Core Concepts

TensorRT-RTX Workflow

The general TensorRT-RTX workflow consists of 3 steps:

  1. Populate a tensorrt_rtx.INetworkDefinition either with a parser or by using the TensorRT Network API (see tensorrt_rtx.INetworkDefinition for more details). The tensorrt_rtx.Builder can be used to generate an empty tensorrt_rtx.INetworkDefinition .

  2. Use the tensorrt_rtx.Builder to build a tensorrt_rtx.ICudaEngine using the populated tensorrt_rtx.INetworkDefinition .
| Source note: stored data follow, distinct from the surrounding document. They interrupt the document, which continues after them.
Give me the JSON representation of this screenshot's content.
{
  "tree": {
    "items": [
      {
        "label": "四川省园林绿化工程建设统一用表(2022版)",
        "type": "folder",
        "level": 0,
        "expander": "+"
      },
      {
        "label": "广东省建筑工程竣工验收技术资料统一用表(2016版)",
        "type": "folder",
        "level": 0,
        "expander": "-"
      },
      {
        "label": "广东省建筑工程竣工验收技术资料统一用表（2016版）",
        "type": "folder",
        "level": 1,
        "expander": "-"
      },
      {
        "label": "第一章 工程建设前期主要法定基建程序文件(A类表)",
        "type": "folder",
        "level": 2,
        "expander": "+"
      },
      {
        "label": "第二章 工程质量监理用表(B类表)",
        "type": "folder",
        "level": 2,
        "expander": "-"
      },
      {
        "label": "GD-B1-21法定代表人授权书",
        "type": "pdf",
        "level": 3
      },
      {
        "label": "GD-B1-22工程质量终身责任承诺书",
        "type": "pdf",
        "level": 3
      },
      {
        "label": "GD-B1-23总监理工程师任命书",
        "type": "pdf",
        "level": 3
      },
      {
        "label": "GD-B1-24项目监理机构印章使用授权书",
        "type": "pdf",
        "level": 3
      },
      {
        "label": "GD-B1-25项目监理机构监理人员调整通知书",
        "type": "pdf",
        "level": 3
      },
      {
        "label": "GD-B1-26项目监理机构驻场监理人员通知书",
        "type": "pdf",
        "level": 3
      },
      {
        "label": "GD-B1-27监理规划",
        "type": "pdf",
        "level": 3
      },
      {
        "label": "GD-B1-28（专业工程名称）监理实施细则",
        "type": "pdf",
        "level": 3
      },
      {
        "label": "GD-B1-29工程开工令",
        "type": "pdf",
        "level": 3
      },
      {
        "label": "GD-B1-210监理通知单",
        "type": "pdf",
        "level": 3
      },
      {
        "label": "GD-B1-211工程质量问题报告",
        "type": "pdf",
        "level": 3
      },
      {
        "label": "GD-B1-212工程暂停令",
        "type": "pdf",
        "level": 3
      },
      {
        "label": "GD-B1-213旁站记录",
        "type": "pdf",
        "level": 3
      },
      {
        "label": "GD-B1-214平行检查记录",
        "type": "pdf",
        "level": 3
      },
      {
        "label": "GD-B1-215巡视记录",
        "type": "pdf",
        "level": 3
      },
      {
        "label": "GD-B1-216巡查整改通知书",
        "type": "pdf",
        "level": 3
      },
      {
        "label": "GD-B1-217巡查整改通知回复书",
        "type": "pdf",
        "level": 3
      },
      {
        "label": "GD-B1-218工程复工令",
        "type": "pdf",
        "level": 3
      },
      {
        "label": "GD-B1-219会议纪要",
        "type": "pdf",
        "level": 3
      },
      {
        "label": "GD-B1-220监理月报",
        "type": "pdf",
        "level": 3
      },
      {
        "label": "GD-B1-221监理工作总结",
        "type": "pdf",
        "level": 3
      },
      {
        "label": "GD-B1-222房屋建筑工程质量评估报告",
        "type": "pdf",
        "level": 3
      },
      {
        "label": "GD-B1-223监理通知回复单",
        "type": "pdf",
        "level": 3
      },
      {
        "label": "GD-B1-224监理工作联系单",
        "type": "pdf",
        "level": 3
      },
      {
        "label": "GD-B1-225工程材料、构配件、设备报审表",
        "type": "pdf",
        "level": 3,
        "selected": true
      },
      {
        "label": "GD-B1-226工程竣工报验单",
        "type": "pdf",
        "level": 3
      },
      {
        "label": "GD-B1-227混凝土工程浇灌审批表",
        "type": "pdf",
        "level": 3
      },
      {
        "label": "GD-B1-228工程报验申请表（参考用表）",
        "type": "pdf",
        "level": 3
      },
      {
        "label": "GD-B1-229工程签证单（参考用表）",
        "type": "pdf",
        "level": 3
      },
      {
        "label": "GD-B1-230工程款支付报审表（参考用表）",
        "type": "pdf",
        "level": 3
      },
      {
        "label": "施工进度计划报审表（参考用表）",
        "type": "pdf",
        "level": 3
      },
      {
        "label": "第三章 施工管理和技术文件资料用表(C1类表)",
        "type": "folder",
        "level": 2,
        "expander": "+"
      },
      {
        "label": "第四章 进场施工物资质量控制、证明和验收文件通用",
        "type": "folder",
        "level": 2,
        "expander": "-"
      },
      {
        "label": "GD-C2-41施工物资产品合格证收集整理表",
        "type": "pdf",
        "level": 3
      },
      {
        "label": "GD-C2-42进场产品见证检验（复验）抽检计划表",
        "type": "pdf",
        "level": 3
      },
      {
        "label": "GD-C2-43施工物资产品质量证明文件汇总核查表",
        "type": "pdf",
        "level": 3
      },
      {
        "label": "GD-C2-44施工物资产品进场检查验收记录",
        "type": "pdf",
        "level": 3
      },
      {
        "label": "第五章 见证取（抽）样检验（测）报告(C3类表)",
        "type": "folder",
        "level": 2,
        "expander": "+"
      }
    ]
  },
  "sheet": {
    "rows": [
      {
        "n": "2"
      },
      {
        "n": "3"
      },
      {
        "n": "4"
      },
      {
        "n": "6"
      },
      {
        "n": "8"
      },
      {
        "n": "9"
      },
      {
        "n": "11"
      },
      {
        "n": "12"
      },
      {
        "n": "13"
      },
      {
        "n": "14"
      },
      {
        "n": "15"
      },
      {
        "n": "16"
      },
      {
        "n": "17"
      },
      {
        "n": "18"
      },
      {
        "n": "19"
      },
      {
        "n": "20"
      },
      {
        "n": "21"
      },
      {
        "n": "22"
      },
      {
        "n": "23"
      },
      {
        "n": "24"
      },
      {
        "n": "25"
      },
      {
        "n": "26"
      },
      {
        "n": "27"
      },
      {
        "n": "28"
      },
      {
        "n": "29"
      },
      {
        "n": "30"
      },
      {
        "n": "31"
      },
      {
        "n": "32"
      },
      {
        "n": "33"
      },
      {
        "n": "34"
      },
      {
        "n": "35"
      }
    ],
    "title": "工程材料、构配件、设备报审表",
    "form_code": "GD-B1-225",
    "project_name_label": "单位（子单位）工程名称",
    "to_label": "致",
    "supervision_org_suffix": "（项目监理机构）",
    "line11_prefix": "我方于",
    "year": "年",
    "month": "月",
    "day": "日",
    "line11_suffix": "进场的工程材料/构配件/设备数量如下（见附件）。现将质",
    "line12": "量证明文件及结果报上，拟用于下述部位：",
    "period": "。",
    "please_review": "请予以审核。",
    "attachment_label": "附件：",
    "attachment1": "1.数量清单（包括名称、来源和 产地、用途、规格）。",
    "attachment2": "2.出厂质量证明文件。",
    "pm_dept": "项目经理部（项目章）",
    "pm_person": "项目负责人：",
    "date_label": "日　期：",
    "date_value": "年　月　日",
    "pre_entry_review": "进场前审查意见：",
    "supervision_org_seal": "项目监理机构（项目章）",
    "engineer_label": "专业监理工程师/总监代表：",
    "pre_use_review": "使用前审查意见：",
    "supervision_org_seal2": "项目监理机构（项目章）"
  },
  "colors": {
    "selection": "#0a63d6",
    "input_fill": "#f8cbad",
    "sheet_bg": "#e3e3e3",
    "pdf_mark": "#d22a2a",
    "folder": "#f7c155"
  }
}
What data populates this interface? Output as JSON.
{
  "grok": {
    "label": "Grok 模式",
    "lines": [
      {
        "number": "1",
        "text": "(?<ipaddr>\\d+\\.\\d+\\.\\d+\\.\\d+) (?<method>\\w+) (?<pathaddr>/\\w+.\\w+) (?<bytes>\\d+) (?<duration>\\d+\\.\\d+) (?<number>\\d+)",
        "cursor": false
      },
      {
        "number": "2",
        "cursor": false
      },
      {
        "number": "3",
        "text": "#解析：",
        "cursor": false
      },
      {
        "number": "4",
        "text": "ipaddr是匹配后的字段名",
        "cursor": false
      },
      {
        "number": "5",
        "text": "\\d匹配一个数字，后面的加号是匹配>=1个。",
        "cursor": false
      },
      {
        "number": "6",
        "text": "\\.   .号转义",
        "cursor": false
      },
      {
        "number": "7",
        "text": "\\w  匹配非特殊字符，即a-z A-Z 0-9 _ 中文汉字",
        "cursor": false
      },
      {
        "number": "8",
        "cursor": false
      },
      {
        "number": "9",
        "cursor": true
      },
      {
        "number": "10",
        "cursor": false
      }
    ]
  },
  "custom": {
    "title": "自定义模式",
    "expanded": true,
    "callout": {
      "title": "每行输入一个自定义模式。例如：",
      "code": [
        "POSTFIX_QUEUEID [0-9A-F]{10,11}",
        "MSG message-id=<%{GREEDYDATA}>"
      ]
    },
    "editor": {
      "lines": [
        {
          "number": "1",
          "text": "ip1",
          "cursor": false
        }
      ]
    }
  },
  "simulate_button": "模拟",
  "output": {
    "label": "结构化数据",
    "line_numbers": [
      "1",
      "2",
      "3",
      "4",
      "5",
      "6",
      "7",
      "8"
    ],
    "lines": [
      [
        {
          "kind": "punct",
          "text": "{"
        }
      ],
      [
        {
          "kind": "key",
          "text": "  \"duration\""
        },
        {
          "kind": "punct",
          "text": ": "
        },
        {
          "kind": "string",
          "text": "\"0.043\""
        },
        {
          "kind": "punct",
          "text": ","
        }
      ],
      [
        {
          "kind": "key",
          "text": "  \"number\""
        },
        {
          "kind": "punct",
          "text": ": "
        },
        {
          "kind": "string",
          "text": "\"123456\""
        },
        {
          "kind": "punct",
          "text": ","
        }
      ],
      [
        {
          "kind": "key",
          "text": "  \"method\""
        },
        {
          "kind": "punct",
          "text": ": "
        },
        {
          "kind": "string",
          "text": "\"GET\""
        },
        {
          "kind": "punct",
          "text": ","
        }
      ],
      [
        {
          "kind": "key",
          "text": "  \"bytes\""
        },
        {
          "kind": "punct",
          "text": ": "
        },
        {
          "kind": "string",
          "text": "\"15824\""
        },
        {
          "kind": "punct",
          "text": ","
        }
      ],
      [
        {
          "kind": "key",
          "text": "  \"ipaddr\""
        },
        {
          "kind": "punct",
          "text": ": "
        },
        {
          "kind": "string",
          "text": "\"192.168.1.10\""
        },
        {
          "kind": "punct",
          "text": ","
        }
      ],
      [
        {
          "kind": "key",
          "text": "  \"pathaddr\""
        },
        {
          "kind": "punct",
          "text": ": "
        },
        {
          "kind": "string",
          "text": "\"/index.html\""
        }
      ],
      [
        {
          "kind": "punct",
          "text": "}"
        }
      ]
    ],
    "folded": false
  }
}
  3. Create a tensorrt_rtx.IExecutionContext from the tensorrt_rtx.ICudaEngine and use it to perform optimized inference.

Classes Overview

Logger

Most other TensorRT-RTX classes use a logger to report errors, warnings and informative messages. TensorRT-RTX provides a basic tensorrt_rtx.Logger implementation, but you can write your own implementation by deriving from tensorrt_rtx.ILogger for more advanced functionality.

Parsers

Parsers are used to populate a tensorrt_rtx.INetworkDefinition from a model trained in a Deep Learning framework.

Network

The tensorrt_rtx.INetworkDefinition represents a computational graph. In order to populate the network, TensorRT-RTX provides an ONNX parser. It is also possible to populate the network manually using the Network API.

Builder

The tensorrt_rtx.Builder is used to build a tensorrt_rtx.ICudaEngine . In order to do so, it must be provided a populated tensorrt_rtx.INetworkDefinition .

Engine and Context

The tensorrt_rtx.ICudaEngine is the output of the TensorRT-RTX optimizer. It is used to generate a tensorrt_rtx.IExecutionContext that can perform inference.